Got me to thinking about Charger Dustoff, the call sign of a frequency I used to call medevacs while at Moc Bai, when I was an Army lieutenant advising Vietnamese light-infantry militia, about a klick southeast of LZ Baldy. It was then occupied at first by the 196th Light Infantry Brigade and subsequently by the 7th Marine Regiment. All I ever knew was the call sign Charger Dustoff, which came and took our Vietnamese wounded about 25 kilometers southeast to the 91st Evacuation Hospital at Chu Lai.
The Vietnamese preferred Charger to the Vietnamese dustoffs, first because Charger would come in a hurry while the Vietnamese pilots took their time about it, and second, as their lieutenants told me, the American doctors would work to save a limb whereas the Vietnamese surgeons simply whacked off a damaged arm or leg, making the survivor a beggar for life.
Thanks to Google, I learned that Charger was part of the 236th Medical Detachment out of Da Nang. They initially were assigned to the 196th at Baldy. But when the 196th left Baldy to the 7th Marine Regiment, Charger stayed around, operating out of Hawk Hill, about 16 klicks southeast of Baldy.
And so we used them through December of 1969 when I left Moc Bai to take a desk job at province headquarters in Hoi An. Two stories, one about their pique at having their time wasted and a second one about their fearlessness:
One morning we had a Vietnamese troop who was losing a lot of blood from multiple gunshot wounds while we waited for Charger to come get him. But the medics couldn’t stop the bleeding and he died just as the bird was settling into our little LZ. The pilots were pissed off, partly at our wasting their time and partly because they didn’t much like ferrying wounded Vietnamese anyway. But before they could lay into me about it, they got a call from an American unit and flew off to take care of them.

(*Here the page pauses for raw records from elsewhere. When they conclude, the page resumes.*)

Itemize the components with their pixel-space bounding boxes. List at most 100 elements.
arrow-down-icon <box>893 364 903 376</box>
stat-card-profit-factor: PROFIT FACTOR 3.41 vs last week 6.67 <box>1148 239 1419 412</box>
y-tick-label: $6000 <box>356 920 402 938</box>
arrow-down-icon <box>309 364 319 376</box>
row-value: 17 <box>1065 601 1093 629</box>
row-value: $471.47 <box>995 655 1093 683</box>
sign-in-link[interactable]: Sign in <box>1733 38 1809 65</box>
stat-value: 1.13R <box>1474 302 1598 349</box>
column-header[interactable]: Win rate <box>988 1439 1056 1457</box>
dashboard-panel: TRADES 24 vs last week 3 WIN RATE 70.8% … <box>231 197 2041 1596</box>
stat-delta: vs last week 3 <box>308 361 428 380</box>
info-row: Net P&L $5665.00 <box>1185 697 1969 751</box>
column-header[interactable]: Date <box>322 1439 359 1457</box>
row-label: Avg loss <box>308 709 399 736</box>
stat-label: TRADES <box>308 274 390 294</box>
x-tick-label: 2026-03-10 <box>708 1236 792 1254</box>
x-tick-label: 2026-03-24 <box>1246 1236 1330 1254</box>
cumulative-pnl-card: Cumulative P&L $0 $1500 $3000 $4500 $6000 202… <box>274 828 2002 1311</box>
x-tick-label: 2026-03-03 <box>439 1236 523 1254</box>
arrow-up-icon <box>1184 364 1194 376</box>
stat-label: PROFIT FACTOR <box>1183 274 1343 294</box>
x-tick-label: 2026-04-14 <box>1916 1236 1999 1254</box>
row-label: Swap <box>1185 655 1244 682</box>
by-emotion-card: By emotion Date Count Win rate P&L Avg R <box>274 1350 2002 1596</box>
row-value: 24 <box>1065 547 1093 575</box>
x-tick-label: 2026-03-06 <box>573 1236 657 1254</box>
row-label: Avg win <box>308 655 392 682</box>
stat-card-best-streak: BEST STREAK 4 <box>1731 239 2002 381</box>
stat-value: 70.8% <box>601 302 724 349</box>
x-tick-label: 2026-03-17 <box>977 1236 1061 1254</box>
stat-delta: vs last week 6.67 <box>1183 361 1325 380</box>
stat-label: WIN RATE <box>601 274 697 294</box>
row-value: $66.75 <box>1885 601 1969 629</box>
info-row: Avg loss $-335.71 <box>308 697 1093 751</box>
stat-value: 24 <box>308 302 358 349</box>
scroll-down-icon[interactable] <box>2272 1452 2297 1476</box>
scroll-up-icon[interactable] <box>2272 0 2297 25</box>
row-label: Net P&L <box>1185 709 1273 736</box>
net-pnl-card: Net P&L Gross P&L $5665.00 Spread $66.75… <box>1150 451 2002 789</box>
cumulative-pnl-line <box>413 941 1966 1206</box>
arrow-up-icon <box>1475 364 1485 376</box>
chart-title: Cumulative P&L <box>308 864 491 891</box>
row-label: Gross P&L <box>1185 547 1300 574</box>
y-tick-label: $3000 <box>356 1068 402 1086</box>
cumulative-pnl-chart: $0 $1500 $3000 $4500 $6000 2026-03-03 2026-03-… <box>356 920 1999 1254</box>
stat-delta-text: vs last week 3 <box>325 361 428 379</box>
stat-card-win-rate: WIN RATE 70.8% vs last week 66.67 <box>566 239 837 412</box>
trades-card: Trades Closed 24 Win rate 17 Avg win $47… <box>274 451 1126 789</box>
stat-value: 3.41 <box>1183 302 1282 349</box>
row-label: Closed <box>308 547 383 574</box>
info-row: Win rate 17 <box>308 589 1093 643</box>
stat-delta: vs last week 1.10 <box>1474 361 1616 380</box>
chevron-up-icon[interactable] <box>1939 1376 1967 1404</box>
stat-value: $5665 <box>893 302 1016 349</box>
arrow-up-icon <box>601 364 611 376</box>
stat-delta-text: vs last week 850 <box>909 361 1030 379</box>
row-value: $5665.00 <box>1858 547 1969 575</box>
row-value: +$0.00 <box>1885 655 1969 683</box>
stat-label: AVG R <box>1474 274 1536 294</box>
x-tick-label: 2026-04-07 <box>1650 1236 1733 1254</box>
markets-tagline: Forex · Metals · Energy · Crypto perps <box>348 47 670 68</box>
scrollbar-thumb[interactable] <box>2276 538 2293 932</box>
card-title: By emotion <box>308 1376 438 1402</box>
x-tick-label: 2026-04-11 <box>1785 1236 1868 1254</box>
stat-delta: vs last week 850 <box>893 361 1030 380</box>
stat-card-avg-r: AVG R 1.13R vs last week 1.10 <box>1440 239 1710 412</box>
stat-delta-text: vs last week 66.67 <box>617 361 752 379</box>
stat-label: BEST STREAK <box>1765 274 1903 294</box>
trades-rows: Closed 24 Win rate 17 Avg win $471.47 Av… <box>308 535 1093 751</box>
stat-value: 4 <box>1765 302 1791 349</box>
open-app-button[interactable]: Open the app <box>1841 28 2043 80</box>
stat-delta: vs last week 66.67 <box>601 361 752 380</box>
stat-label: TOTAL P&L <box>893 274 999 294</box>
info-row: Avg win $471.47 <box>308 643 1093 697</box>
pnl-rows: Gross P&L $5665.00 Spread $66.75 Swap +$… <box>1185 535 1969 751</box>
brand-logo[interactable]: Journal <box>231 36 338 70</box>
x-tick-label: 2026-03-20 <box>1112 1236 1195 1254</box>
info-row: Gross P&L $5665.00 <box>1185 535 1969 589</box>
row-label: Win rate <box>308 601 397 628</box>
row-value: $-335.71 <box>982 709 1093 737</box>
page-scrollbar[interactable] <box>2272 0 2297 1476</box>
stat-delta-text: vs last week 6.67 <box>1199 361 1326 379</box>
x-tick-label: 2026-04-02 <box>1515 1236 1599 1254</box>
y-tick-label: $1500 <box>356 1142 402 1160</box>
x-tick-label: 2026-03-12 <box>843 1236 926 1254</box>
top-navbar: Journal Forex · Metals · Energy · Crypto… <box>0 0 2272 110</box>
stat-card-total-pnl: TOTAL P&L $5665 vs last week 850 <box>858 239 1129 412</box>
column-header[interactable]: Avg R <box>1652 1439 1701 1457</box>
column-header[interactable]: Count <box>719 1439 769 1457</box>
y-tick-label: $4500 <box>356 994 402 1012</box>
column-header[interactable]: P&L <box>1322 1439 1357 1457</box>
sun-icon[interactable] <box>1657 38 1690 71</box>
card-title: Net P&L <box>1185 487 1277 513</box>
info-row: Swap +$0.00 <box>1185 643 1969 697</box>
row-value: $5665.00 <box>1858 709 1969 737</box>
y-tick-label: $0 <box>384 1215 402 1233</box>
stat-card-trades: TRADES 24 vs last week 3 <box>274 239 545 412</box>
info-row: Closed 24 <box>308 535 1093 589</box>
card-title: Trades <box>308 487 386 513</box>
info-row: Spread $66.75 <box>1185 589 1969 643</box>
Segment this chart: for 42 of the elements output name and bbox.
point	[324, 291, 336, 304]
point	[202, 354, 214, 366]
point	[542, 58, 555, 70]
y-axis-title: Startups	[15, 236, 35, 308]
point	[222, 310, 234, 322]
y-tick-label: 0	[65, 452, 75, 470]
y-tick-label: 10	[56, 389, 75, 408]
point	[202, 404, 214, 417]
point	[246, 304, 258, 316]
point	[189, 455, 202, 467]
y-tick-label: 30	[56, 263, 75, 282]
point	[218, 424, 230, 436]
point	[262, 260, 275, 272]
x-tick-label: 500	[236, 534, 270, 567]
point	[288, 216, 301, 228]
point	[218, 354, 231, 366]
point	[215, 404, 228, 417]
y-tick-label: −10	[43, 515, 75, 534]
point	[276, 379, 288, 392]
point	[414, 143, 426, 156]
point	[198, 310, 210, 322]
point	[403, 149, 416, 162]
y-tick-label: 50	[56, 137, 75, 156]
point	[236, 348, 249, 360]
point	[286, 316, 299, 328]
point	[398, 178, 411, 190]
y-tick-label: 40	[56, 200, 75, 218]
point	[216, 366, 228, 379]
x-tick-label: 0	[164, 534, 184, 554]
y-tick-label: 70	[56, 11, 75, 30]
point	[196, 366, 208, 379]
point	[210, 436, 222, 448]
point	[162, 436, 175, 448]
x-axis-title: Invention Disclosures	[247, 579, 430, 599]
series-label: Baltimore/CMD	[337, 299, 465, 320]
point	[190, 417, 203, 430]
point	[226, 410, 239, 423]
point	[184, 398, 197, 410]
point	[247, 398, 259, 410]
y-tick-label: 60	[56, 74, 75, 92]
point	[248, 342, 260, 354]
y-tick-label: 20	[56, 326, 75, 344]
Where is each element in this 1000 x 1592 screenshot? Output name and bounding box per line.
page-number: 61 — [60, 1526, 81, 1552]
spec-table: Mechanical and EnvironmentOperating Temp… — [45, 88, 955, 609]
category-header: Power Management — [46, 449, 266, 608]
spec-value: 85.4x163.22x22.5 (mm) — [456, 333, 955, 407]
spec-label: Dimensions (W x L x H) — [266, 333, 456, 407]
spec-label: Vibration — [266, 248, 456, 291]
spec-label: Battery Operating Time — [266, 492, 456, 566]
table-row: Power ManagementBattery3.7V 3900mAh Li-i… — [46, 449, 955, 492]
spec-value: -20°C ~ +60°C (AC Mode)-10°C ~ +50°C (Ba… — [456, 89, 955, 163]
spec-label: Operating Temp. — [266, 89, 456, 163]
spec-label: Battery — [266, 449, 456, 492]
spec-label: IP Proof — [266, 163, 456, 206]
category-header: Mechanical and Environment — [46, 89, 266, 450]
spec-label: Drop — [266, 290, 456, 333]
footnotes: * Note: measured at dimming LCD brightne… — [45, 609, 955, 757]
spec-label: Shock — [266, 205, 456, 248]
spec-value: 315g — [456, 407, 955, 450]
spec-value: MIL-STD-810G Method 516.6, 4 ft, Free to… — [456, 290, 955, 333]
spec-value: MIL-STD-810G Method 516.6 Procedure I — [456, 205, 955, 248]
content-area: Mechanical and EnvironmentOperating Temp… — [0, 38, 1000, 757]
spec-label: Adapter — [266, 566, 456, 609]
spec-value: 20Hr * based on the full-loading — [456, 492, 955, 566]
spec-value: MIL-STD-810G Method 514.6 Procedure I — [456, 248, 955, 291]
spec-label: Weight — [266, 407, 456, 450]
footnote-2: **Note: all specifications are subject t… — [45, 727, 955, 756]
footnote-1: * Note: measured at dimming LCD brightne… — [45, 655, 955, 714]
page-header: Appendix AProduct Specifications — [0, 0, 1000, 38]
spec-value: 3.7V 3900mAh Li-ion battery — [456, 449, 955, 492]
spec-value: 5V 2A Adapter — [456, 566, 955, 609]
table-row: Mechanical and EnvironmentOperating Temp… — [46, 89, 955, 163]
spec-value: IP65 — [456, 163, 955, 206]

The other story is about one time after midnight on radio watch when I heard a Marine lieutenant come up on the 7th Regiment’s artillery net seeking a medevac for a dying troop on a distant hilltop under fire. He was told to forget it because the big, twin-rotor CH-46 they used couldn’t be risked for one guy.
At that news the lieutenant broke down and started begging. I got his freq and connected him with Charger who were only too happy to fly into a hot LZ in the dark to get his man. This was at a time when few aircraft of any kind flew at night in Vietnam, let alone helicopters. They got him out safely and I heard later that the wounded young Marine survived. I also heard that the regimental XO was mighty pissed at me for interfering in Marine business.